Monday, September 8, 2014

Horses and Barns, Weather Reports, Work Boats and Currents

Distance traveled:  79.2 miles

Travel time:  8 hrs. 30 mins

We woke late this morning, planning to go for a jog on Shaw Island, then travel 15 miles to Hunter Bay on the southeast end of Lopez Island for our last San Juan Island anchorage before heading home. After coffee, the Horse-Back-to-the-Barn-Syndrome set in, as it ALWAYS does (and friend Hobie predicted in a phone conversation last night) when we go on long boat trips or road (car) trips, and we decided instead to head to LaConner on the Swinomish Channel, since the NOAA weather forecast called for wind and wave heights above what we prefer on the Strait of Juan de Fuca.


We headed east across Rosario Strait toward Anacortes and the Swinomish Channel. Once in Rosario Strait, the sometimes fearsome Strait of Juan de Fuca is visible, and we peered south to see how it looked. Hmmm . . . . looked calm! Cathryn took the helm and Bob got on the iPad to check various internet sources about wind and wave conditions on the Strait. Soon he declared “Turn south! Looks great, so let’s get across the Strait today and save ourselves lots of miles and time!”  So turn south we did.

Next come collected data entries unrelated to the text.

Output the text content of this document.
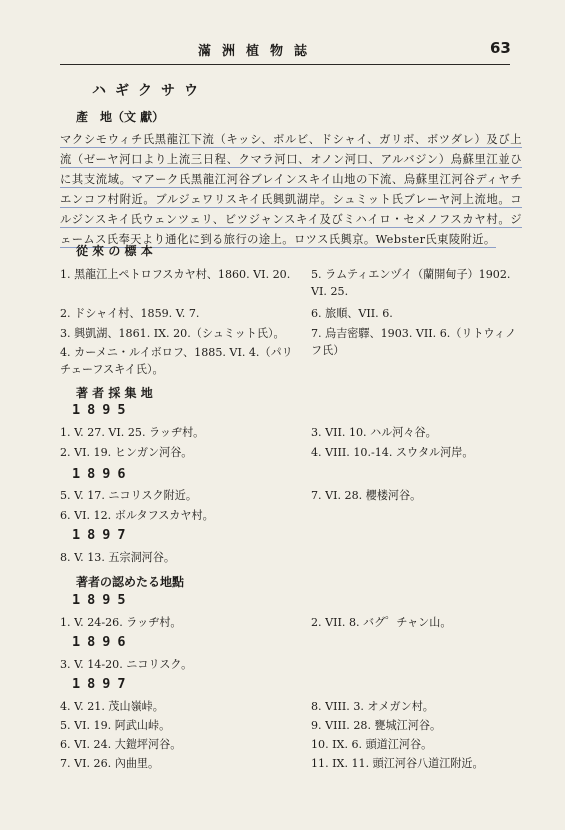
滿洲植物誌	63
ハギクサウ
產　地（文 獻）
マクシモウィチ氏黑龍江下流（キッシ、ボルビ、ドシャイ、ガリボ、ボツダレ）及び上流（ゼーヤ河口より上流三日程、クマラ河口、オノン河口、アルバジン）烏蘇里江並ひに其支流域。マアーク氏黑龍江河谷ブレインスキイ山地の下流、烏蘇里江河谷ディヤチエンコフ村附近。ブルジェワリスキイ氏興凱湖岸。シュミット氏ブレーヤ河上流地。コルジンスキイ氏ウェンツェリ、ビツジャンスキイ及びミハイロ・セメノフスカヤ村。ジェームス氏奉天より通化に到る旅行の途上。ロツス氏興京。Webster氏東陵附近。
從 來 の 標 本
1. 黑龍江上ペトロフスカヤ村、1860. VI. 20.
2. ドシャイ村、1859. V. 7.
3. 興凱湖、1861. IX. 20.（シュミット氏）。
4. カーメニ・ルイボロフ、1885. VI. 4.（パリチェーフスキイ氏）。
5. ラムティエンヅイ（蘭開甸子）1902. VI. 25.
6. 旅順、VII. 6.
7. 烏吉密驛、1903. VII. 6.（リトウィノフ氏）
著 者 採 集 地
1895
1. V. 27. VI. 25. ラッヂ村。
2. VI. 19. ヒンガン河谷。
3. VII. 10. ハル河々谷。
4. VIII. 10.-14. スウタル河岸。
1896
5. V. 17. ニコリスク附近。
6. VI. 12. ボルタフスカヤ村。
7. VI. 28. 櫻楼河谷。
1897
8. V. 13. 五宗洞河谷。
著者の認めたる地點
1895
1. V. 24-26. ラッヂ村。	2. VII. 8. バグ゜チャン山。
1896
3. V. 14-20. ニコリスク。
1897
4. V. 21. 茂山嶺峠。
5. VI. 19. 阿武山峠。
6. VI. 24. 大鎧坪河谷。
7. VI. 26. 內曲里。
8. VIII. 3. オメガン村。
9. VIII. 28. 甕城江河谷。
10. IX. 6. 頭道江河谷。
11. IX. 11. 頭江河谷八道江附近。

Contrary to the NOAA forecast, the winds were less than 10mph and the swells were 2-4 feet with waves 2-3 feet occasionally, but mostly less. The wind was on our nose, not the beam, making for more comfortable travel, so we stayed on the flybridge for the whole 24-mile crossing. We even both took naps (separately, of course) lying on the seat cushions placed on the flybridge floor. We’re becoming fans of the “Hank and Carolyn School of Forecasting” which says: “Ignore the official forecasts! Stick your nose out there and see what the conditions are REALLY like, then make your decision”!  Thank you Nancy and Kelly for the introduction to Hank and Carolyn.

Serendipity meant we traveled WITH the current almost the entire day, achieving speeds as high as 14mph, but mostly in the 10-12 mph range, as opposed to our normal speed of 8mph.

This 120-foot boat (confirmed by AIS as a “fishing vessel” raised some questions regarding the accuracy of AIS data) was sitting in the bay north of Bainbridge Island … doing nothing and going nowhere.


We’ve had lots of conversations about anchoring on this trip. Faced with deeper water than we’ve anchored in before, we’ve questioned our technique and ground tackle. Fortunately friends Robin and Jim on “Adventures” who are spending several years in Alaska on their 49-foot DeFever, stay in touch with us regularly, and  they’re fabulous about sharing their knowledge. They’ve now anchored in 110 feet of water, with 300 feet of all-chain rode, so less than 3:1 scope, which would be absolutely unheard of back on the east coast, and astounds us. We also have 300’ of all-chain rode, so are working to get more comfortable pushing our previous limits.  We’re in the market for a “bigger and better” anchor too.

This Coast Guard vessel passed us under the Agate Pass bridge.


So we by-passed La Connor and the Swinomish Channel, then bypassed Port Ludlow (our next agreed upon overnight destination) and headed to Kingston (which we also by-passed) and headed to Port Madison on Bainbridge Island where we planned to anchor for the night. Upon arrival, we (belatedly) looked at the Tide Charts for tonight (one day shy of Full Moon) and learned that during the night the water would drop from 20 feet to 6 feet, leaving us too uncomfortable to stay there with our 4-foot draft. So we continued south.

This property in the photo below has had some “issues”: note the landslide and the damaged sailboat onshore.


Finally nearing 6pm and very tired, we pulled into Manzanita Bay on Bainbridge Island and dropped the anchor. It’s vastly different from anchorages in The Broughton Islands, Octopus Islands and Desolation Sound, as it’s narrow and lined with high-end but not ostentatious homes, including a marker that posts the area as “local water-ski area”, an obvious attempt to discourage boaters from anchoring in front of their homes. Oh well . . .

So one day shy of six weeks, and 1002 miles later, we’ll arrive home tomorrow and resume our “life on dirt”. We’ve gained some new knowledge and skills, had loads of fun by ourselves and with friends, and seen gorgeous scenery. And “Next To Me’' has proven she’s nearly in the condition we want her to be to make longer and more challenging journeys. We’re less than 20 miles from home. What a great trip it’s been!